22 Mass of Solute Added Versus Mass of Solute Dissolved

23 Solubility can be Exceeded  Supersaturated solution: a solution holding more dissolved solute than what is required to reach equilibrium at a given temperature.  Supersaturated solutions have more solute dissolved than the solubility indicates would normally be possible, but only as long as there is no excess undissolved solute remaining.

24 Solubility Equilibrium  In a saturated solution, the solute is recrystallizing at the same rate that it is dissolving.

25 Solubility Equilibrium  It is a state of dynamic equilibrium. There is constant exchange, yet there is no net change.  Solubility equilibrium: the physical state in which the opposing processes of dissolution and crystallization of a solute occur at equal rates.

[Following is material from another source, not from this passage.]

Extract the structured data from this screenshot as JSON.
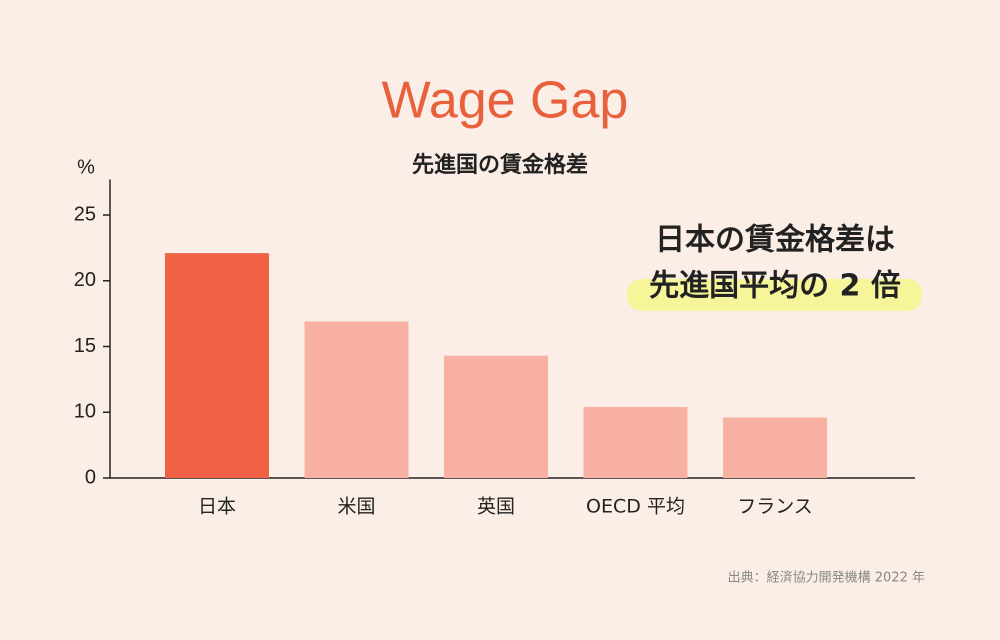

26 Gases Can Dissolve in Liquids  Gas solubility depends on pressure and temperature.  In a gas, there is low attraction between the molecules.  Henry’s law: at constant temperature, the solubility of a gas in a liquid is directly proportional to the partial pressure of the gas on the surface of the liquid. Pressure Solubility

27 Temperature Also Affects Gas Solubility  Gases are less soluble in liquids of higher temperature because the increased molecular motion in the solution allows gas molecules to escape their loose association with the solvent molecules.